Outdoor Thrills – While the Quintana Roo National Park offers campgrounds and hiking trails, get to Tulum National Park for breathtaking view of the sea. Swim with dolphins at Dolphin Discovery Akumal or try horse riding, kite surfing, jet-skiing, and paddle boarding on the beaches. Opt for aquatic zip-lining tours in Xel-Há Park and Snuba (snorkel and scuba) tours in Xcaret Park.
Day Trips – Be it a single-day excursion or a week-long tour, you are never far away from fascinating destinations when you are in Tulum. Visit Playa del Carmen – a trendy city with bustling nightlife – or the Chichen Itza – a UNESCO World Heritage Site.
Chichen Itza, Kohunlich, Laguna Bacalar, Arrecifes de Cozumel National Park, Cozumel Island, and Sistema Sac Actun.
This town, 1.5 miles from the archaeological site, is located along the east coast of the Yucatán Peninsula on the Caribbean Sea in Quintana Roo state of Mexico. It is around 80 miles south of Cancún.
How to Reach?
By Air – Cancún International Airport (CUN), a 90-minute drive from Tulum, is the intercontinental gateway to the Tulum ruins. It is served by flights to and from North American, South American, and European countries.
By Road – Mexican Federal Highway 307 passes through the town and the main ADO bus terminal is located on the Tulum Avenue. Travelers can opt for public transportation via buses or rent a car from Cancún Airport.
From all-inclusive resorts to smaller boutique hotels, the zona hotelera (hotel zone) offers all range of accommodations. For a luxurious stay, choose from Dreams Tulum Resort & Spa, Sueños Tulum, Palms Tulum Luxury Hotel, and Grand Sirenis Riviera Maya Resort. Budget travelers should check out DayTripper Hostel, Casa del Sol, Quintana Roots Hostel, and Hostel Sheck.

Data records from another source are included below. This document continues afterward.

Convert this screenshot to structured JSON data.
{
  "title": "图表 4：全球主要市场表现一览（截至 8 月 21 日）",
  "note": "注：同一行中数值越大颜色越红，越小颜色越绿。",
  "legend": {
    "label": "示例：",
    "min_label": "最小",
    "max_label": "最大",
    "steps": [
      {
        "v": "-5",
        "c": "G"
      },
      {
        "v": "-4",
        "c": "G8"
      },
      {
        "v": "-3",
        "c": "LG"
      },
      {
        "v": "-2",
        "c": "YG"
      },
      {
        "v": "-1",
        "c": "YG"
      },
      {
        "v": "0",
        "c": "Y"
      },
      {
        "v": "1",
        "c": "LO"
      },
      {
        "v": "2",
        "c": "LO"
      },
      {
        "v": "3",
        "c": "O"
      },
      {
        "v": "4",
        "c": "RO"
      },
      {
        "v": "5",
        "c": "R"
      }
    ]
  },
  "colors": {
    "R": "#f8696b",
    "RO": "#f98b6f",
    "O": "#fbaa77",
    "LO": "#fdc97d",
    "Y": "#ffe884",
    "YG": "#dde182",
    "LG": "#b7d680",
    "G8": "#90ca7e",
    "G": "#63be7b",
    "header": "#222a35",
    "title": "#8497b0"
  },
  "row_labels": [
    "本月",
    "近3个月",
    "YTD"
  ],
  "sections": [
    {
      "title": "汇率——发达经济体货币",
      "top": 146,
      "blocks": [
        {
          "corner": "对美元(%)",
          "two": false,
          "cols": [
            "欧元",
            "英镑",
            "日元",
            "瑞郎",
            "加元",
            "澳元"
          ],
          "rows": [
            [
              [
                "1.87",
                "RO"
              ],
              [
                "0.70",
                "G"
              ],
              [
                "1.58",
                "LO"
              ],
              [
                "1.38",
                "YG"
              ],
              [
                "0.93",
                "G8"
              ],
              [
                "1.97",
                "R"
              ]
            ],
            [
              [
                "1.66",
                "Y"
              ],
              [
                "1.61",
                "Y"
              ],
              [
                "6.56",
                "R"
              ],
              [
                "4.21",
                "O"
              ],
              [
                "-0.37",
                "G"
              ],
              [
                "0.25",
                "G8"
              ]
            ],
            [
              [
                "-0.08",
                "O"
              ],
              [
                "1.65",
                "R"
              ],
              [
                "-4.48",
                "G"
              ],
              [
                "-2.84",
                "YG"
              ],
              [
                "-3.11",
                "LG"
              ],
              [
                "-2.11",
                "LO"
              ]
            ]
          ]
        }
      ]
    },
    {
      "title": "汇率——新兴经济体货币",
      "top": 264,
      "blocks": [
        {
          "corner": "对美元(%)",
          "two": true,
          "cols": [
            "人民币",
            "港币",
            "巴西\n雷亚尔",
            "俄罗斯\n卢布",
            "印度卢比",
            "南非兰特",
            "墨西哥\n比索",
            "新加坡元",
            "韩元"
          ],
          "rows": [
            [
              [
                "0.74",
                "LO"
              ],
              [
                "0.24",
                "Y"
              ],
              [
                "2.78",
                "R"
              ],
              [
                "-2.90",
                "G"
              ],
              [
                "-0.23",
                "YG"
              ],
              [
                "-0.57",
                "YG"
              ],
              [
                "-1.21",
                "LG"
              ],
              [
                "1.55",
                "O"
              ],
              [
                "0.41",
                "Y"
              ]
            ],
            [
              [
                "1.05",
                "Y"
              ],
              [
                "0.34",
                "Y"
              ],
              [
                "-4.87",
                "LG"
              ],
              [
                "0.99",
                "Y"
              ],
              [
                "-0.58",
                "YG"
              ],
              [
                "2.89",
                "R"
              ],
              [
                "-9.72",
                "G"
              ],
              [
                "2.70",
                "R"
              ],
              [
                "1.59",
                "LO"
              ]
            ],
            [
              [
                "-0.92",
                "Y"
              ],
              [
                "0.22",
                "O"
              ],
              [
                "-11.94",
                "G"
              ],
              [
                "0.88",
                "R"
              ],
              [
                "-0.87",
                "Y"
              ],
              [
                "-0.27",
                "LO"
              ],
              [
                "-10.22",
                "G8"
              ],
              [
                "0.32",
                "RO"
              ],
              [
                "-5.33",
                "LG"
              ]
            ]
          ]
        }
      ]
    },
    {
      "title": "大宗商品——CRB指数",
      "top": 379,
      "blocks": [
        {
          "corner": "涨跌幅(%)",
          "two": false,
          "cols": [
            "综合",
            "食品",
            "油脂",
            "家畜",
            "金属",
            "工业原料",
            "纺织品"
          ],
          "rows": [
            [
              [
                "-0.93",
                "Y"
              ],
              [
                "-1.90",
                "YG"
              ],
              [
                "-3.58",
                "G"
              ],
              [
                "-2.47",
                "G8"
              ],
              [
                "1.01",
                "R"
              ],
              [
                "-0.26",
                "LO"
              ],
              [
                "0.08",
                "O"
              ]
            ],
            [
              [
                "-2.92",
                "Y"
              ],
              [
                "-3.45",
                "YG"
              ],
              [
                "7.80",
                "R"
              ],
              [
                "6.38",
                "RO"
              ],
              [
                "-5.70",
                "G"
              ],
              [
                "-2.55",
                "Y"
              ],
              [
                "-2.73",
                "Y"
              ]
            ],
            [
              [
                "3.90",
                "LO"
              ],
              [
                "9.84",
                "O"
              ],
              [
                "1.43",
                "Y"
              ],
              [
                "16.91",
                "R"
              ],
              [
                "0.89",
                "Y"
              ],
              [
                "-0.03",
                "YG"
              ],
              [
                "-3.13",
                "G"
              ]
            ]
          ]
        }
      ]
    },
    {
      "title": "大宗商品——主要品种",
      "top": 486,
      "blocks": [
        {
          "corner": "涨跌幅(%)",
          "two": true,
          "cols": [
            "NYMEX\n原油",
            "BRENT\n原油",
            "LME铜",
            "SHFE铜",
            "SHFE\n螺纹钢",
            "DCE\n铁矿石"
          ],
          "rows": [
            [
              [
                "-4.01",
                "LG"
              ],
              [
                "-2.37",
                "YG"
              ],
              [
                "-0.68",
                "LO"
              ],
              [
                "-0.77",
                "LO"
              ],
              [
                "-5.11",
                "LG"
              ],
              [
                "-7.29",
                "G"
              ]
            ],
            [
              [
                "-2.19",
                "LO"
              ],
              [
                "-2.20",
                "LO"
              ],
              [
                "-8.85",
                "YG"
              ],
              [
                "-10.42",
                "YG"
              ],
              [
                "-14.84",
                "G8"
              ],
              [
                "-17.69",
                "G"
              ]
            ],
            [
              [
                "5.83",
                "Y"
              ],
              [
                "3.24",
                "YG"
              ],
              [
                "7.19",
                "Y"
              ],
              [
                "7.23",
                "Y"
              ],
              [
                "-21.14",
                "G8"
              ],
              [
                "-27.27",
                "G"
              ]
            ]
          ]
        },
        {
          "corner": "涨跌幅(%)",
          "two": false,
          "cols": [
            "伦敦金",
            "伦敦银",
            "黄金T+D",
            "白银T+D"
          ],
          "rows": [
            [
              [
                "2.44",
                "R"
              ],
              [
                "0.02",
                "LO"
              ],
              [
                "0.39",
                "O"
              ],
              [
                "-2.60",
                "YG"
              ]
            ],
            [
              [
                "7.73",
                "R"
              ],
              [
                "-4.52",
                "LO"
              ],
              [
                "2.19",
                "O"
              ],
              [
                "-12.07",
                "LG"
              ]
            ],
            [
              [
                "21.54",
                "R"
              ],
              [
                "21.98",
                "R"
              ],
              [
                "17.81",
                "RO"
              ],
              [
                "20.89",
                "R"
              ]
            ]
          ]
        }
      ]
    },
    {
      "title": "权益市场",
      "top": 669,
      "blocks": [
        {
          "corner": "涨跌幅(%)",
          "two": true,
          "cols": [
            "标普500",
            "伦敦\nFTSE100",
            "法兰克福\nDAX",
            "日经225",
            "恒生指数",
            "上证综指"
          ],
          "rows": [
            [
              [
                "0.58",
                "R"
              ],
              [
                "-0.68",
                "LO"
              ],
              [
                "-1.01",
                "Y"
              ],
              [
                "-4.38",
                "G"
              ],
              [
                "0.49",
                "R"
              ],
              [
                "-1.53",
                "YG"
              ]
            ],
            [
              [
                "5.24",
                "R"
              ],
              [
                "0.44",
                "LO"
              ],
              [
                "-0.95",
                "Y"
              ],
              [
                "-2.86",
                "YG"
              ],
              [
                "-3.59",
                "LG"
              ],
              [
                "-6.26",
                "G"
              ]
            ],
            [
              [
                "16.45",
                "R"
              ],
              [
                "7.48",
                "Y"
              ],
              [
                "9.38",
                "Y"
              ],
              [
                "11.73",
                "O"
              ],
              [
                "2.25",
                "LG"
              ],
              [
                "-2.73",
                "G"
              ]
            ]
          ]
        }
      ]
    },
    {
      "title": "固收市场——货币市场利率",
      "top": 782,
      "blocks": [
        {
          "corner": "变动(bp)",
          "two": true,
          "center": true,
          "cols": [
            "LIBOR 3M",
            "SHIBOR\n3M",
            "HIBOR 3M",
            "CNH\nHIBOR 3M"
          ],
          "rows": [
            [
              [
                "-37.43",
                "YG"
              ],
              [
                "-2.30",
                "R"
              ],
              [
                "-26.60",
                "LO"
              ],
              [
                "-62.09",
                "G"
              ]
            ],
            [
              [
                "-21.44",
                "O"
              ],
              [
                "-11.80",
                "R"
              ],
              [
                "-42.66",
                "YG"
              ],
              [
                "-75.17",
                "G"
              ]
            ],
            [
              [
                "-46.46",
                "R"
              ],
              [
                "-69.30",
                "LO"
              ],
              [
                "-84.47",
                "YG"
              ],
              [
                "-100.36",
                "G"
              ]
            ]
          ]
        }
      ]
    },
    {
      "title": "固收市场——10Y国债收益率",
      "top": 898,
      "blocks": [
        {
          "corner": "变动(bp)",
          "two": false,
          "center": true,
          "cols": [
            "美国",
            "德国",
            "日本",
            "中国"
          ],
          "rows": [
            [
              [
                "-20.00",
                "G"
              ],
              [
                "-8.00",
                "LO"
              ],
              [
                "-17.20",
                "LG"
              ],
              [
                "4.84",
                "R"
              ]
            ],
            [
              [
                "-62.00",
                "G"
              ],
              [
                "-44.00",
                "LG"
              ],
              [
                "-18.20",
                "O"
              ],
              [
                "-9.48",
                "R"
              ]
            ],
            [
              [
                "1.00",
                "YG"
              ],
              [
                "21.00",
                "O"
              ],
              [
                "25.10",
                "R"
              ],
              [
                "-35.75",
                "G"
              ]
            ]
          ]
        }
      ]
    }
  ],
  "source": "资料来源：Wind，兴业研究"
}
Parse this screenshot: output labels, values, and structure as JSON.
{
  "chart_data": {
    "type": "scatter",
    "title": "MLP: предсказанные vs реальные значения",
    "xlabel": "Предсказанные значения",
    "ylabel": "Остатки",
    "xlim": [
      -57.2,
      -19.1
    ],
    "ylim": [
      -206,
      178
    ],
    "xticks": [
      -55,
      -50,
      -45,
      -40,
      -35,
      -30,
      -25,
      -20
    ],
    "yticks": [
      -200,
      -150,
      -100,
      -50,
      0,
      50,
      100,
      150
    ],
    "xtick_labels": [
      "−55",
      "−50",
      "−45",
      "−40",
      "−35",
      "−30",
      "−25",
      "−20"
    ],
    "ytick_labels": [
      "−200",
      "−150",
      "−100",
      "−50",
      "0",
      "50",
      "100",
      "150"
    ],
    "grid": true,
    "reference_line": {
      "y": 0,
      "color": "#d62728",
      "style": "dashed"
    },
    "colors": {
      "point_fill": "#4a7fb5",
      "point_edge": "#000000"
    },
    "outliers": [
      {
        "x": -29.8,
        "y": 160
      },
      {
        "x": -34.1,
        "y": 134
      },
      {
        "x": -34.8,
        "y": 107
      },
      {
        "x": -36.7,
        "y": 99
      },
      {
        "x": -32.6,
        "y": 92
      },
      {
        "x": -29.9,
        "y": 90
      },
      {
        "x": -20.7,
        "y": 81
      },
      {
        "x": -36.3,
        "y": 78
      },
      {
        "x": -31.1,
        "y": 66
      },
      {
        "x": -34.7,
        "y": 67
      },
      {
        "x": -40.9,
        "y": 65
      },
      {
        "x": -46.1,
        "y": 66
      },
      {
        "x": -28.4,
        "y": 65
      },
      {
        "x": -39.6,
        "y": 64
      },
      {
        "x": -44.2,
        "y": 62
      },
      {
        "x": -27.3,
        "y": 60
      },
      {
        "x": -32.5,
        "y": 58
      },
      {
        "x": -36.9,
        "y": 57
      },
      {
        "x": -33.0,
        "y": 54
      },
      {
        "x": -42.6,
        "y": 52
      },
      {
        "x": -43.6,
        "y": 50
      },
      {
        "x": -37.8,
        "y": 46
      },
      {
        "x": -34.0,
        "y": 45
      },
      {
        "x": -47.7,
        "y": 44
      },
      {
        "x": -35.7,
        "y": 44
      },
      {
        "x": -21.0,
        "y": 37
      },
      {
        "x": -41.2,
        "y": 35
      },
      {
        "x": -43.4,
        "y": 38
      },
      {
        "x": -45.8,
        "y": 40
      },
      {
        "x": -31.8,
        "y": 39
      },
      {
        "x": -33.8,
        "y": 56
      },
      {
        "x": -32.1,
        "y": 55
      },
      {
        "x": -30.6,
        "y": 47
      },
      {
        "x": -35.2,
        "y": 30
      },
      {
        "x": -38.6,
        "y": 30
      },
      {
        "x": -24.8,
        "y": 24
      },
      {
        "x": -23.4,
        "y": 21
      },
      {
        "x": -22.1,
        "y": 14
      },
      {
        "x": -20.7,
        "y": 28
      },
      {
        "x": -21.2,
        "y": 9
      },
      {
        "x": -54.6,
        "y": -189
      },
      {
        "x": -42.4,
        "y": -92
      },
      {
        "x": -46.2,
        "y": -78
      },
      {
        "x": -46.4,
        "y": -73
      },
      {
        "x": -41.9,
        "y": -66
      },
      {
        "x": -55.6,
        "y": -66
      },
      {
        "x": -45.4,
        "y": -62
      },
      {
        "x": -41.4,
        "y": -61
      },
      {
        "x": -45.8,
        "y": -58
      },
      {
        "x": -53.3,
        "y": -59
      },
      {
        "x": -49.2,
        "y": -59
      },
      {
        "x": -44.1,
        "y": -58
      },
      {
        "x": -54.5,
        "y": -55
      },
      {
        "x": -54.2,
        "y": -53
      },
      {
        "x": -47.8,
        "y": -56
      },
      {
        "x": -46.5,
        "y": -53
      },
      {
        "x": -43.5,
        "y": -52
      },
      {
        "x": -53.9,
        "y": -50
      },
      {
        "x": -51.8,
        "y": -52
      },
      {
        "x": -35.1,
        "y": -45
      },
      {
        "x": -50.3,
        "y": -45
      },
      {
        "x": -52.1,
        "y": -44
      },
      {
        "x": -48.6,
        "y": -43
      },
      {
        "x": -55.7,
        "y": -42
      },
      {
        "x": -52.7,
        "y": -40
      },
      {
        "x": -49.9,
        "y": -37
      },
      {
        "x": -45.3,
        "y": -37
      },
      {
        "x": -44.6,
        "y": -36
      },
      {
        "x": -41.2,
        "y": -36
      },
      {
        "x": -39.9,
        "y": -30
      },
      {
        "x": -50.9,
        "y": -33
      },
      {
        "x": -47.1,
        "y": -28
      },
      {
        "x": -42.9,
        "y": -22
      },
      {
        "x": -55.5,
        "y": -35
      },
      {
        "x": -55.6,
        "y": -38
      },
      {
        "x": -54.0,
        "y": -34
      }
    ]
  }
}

Downtown Tulum has such a vibrant culinary scene that you can’t really go wrong when picking a restaurant. While Antojitos La Chiapaneca and El Asadero serve spicy Mexican cuisine, El Camello Jr is known for delicious seafood. Hartwood is a unique solar-powered restaurant that offers fine dining and eclectic cuisine.
Best Time to Visit
Although Tulum tends to have warm weather throughout the year, the ideal time to visit is early winter, from October to December. It’s when hotel rooms are less expensive and tourist attractions are not teeming with crowd.
Facts about Tulum
- It was an important site for worshiping the Descending God during Mayan civilization.
- Tulum ruins are third most-visited archeological site in Mexico, after Teotihuacan and Chichen Itza.
- Sian Ka’an Biosphere Reserve was declared a UNESCO World Heritage Site in 1987 and a Ramsar Wetland in 2003.
Things to Remember
- Visiting hours for the ruins are from 8 AM to 5 PM. To avoid waiting in a queue, be sure to arrive as early as possible.
- While traveling, wear sunscreen and hats and don’t forget to pack beachwear.